The Special Term decided that the defendants Cornelia Colton Thomas and Lucy Phillips, being the only children of Mary Rowena Thomas surviving on the 10th of February, 1909, the date of the death of the said Mary Rowena Thomas, were the only persons entitled under the terms of the will to participate in the distribution of the principal or capital of the said trust funds and property. This estate consists entirely of personal property. The administratrix of John Dover Thomas, 2d, and the special guardian of his two children appeal; the claim being that the estate vested upon the death of the testatrix and that as John Dover Thomas, 2d, was then living, he became vested in a share of the estate which descended to his children. The administratrix claims in his right as the estate was entirely personal, and the children claim as his heirs and next of kin.

In all will cases the intent of the testatrix must be ascertained from the language of the will itself if possible. General rules are of little or no help. It is true that the general rule favors the vesting of estates. Courts have sometimes seemed to strain to prevent nonvesting. It is also true that the word “children” sometimes includes grandchildren; that words of time, “before,” “then,” “at,” “after,” are variously construed in attempting to ascertain the real meaning of the testator. It is accepted doctrine, however, that each will must be construed by itself, and that, as no two are precisely alike, previous decisions are not as controlling as in other titles of the law. But there is no room for construction when the meaning is plain. The words in controversy are:

“From and after the decease of my mother, Mary Ross Colton and Mary Rowena Thomas, * * * I give and bequeath the said remaining two-thirds of my estate as the same may then be, to the children of my said sister Mary Rowena Thomas, her then surviving, share and share alike.”
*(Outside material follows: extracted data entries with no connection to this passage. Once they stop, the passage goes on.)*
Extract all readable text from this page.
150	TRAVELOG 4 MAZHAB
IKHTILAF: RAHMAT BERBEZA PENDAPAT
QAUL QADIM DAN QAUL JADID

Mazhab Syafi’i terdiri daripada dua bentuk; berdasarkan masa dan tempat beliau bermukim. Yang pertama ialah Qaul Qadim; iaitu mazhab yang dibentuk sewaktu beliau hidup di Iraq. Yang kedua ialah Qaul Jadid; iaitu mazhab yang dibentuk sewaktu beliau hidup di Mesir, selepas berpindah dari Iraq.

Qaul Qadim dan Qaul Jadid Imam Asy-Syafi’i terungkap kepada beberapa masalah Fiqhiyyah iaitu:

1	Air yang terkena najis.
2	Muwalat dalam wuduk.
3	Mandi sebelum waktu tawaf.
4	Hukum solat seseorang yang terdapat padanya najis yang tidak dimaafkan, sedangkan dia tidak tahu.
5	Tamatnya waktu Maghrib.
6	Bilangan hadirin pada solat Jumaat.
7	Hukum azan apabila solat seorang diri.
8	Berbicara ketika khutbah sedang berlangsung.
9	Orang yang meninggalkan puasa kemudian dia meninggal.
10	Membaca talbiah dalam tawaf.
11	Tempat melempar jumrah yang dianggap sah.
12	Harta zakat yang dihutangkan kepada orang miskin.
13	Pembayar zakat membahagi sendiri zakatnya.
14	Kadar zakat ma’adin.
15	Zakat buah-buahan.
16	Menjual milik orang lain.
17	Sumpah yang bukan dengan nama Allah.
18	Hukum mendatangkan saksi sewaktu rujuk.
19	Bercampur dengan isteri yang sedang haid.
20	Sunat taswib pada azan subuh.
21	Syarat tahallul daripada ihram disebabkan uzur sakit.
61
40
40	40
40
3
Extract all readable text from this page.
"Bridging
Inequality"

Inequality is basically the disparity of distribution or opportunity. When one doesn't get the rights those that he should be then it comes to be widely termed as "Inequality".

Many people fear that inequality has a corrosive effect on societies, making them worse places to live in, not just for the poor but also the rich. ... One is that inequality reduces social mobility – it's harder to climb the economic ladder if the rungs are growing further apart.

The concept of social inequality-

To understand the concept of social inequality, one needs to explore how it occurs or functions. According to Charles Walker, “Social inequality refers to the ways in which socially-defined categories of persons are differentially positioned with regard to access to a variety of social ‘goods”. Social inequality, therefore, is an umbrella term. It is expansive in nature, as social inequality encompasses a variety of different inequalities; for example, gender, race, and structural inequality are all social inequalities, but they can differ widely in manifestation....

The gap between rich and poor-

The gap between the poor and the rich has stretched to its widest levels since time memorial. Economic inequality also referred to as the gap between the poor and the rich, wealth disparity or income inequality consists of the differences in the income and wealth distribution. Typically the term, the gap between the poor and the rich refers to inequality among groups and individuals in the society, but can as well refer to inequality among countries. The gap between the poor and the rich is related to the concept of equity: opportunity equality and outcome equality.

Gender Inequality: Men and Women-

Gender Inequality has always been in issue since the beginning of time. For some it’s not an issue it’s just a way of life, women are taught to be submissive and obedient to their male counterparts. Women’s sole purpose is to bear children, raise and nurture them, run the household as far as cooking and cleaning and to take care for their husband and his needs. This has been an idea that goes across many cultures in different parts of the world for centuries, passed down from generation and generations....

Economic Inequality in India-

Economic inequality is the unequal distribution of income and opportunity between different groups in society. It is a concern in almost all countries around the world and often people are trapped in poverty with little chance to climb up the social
There were at the death of the last life tenant children of Mary Rowena Thomas her then surviving. Testatrix, immediately before the words “her then surviving,” made use of the phrase in describing the estate bequeathed, “as it shall then be,” indicating that she had clearly in mind the condition of affairs both financial and family which should exist at the termination of the life tenancy. If she had said “to the children of my said sister,” a different construction would have been required, and the language would have been construed as relating to the death of the testatrix. But it seems to me that with precision she has prevented such construction and indicated that it was her sister’s children surviving at the death of Mrs. Thomas whom she had in mind.

In Robinson v. Martin, 138 App. Div. 310, 123 N. Y. Supp. 146, affirmed 200 N. Y. 159, 93 N. E. 488, this court and the Court of Appeals interpreted the words there used, “upon the death of my said son, I give, devise and bequeath the said share to my unmarried daughters in equal shares,” as applying to the condition existing at the cessation of the life estate, and decided that the bequest was to the daughters who were then unmarried, excluding three other daughters who had been married prior to the falling in of the life estate. The words so construed are not as clear as in the will at bar, which divides the estate “as the same may then be” to “the children her then surviving.”

The judgment should be affirmed, with costs and disbursements to the respondents. All concur.